7. BAC according to claim 6 clones DNA extracting method, it is characterised in that the step (5) will for the first time The DNA solution of extraction is gone in 650 μ L (1.6x) Agencourt XP magnetic beads, is mixed after being stored at room temperature 5 minutes, is gently centrifuged After be positioned over magnetic frame, stand 3 to 5 minutes；All supernatants are discarded with liquid-transfering gun or negative pressure, 1mL70% alcohol is added, closed Upper centrifugation lid, 3 to 4 centrifuge tubes are rotated on magnetic frame, alcohol is discarded, the fresh alcohol of 1mL 70% is added again, weight A multiple cleaning process；After magnetic bead is cleaned 2 times, alcohol is discarded, magnetic frame is placed in after magnetic bead is centrifuged again, it is thorough with liquid-transfering gun Bottom discards remaining alcohol；30 minutes are stood at room temperature, or heating is statically placed in magnetic frame in 5 minutes again in 37 DEG C of heating dish, directly To magnetic bead agglomerate because drying starts to show tiny crack；The TE bufferings of 200 μ L, 65 DEG C of preheatings are added to dried magnetic bead Liquid, fully mixes, is placed in magnetic frame 5 minutes after centrifugation, extract supernatant, be transferred to 1.5mL experiment tubes, wherein containing eluting out DNA；The TE buffer extractions magnetic beads of 200 μ L, 65 DEG C of preheatings are added again, are fully placed in magnetic frame 5 minutes after mixing, centrifugation, Supernatant is extracted, merges the DNA supernatants extracted.

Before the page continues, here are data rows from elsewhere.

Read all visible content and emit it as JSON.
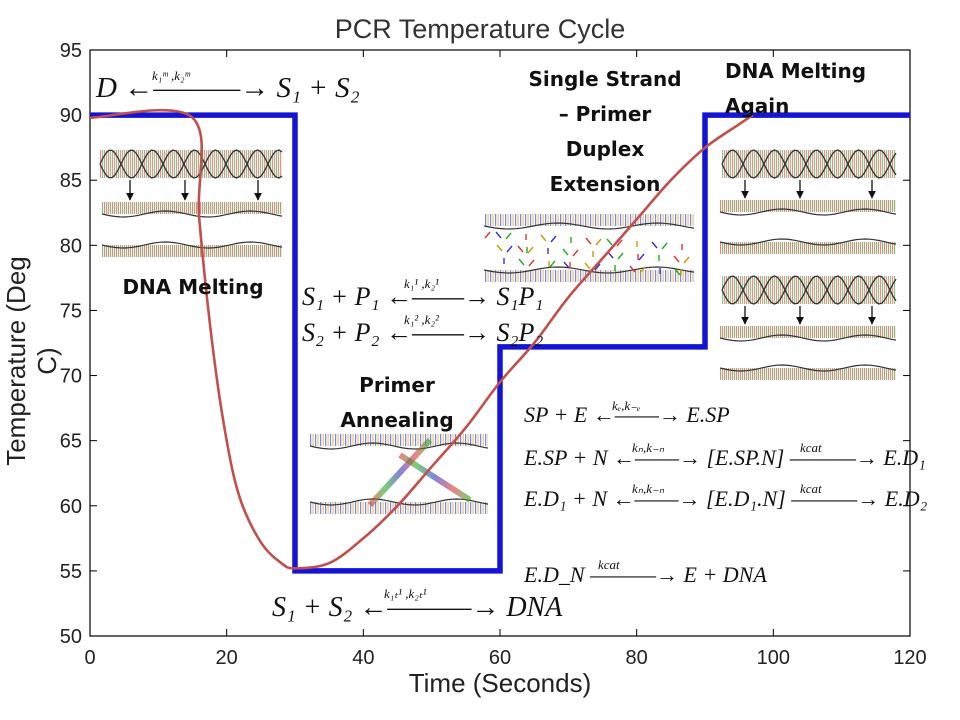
{
  "chart_data": {
    "type": "line",
    "title": "PCR Temperature Cycle",
    "xlabel": "Time (Seconds)",
    "ylabel": "Temperature (Deg C)",
    "xlim": [
      0,
      120
    ],
    "ylim": [
      50,
      95
    ],
    "x_ticks": [
      0,
      20,
      40,
      60,
      80,
      100,
      120
    ],
    "y_ticks": [
      50,
      55,
      60,
      65,
      70,
      75,
      80,
      85,
      90,
      95
    ],
    "grid": false,
    "series": [
      {
        "style": "step",
        "color": "#1414d2",
        "x": [
          0,
          30,
          30,
          60,
          60,
          90,
          90,
          120
        ],
        "y": [
          90,
          90,
          55,
          55,
          72.2,
          72.2,
          90,
          90
        ]
      },
      {
        "style": "curve",
        "color": "#c0504d",
        "x": [
          0,
          15,
          16,
          18,
          20,
          22,
          25,
          28,
          30,
          35,
          40,
          45,
          50,
          55,
          60,
          65,
          70,
          75,
          80,
          85,
          90,
          95,
          97
        ],
        "y": [
          89.8,
          89.8,
          82,
          72,
          65,
          60.5,
          57.2,
          55.6,
          55.2,
          55.6,
          57.5,
          60,
          63,
          66,
          69.5,
          72.5,
          76,
          79,
          82,
          85,
          87.5,
          89.3,
          90
        ]
      }
    ],
    "annotations": {
      "dna_melting": "DNA Melting",
      "primer_annealing": [
        "Primer",
        "Annealing"
      ],
      "extension": [
        "Single Strand",
        "– Primer",
        "Duplex",
        "Extension"
      ],
      "melting_again": [
        "DNA Melting",
        "Again"
      ]
    }
  },
  "equations": {
    "melting": {
      "left": "D",
      "right": "S₁ + S₂",
      "rate": "k₁ᵐ ,k₂ᵐ"
    },
    "annealing_1": {
      "left": "S₁ + P₁",
      "right": "S₁P₁",
      "rate": "k₁¹ ,k₂¹"
    },
    "annealing_2": {
      "left": "S₂ + P₂",
      "right": "S₂P₂",
      "rate": "k₁² ,k₂²"
    },
    "ext_1": {
      "left": "SP + E",
      "right": "E.SP",
      "rate": "kₑ,k₋ₑ"
    },
    "ext_2": {
      "left": "E.SP + N",
      "mid": "[E.SP.N]",
      "right": "E.D₁",
      "rate1": "kₙ,k₋ₙ",
      "rate2": "kcat"
    },
    "ext_3": {
      "left": "E.D₁ + N",
      "mid": "[E.D₁.N]",
      "right": "E.D₂",
      "rate1": "kₙ,k₋ₙ",
      "rate2": "kcat"
    },
    "ext_n": {
      "left": "E.D_N",
      "right": "E + DNA",
      "rate": "kcat"
    },
    "renature": {
      "left": "S₁ + S₂",
      "right": "DNA",
      "rate": "k₁ₜ¹ ,k₂ₜ¹"
    }
  }
}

8. BAC according to claim 7 clones DNA extracting method, it is characterised in that the step (6) is by extraction DNA solution is transferred in 0.5mL 10kD ultra-filtration centrifuge tubes, is centrifuged 10 minutes with 14000xg in 4 DEG C, is removed filtered solution, again TE buffer solutions are added in Xiang Zhuxin to 400 μ L, are centrifuged again 10 minutes after jog mixing up and down, the volume of observation centrifugal column core is carved Degree, centrifugation is stopped until liquid level is less than after 100 μ L；Reversing centrifugal inner core is in a new collecting pipe, 14000xg centrifugations 1 Minute collects DNA concentrates.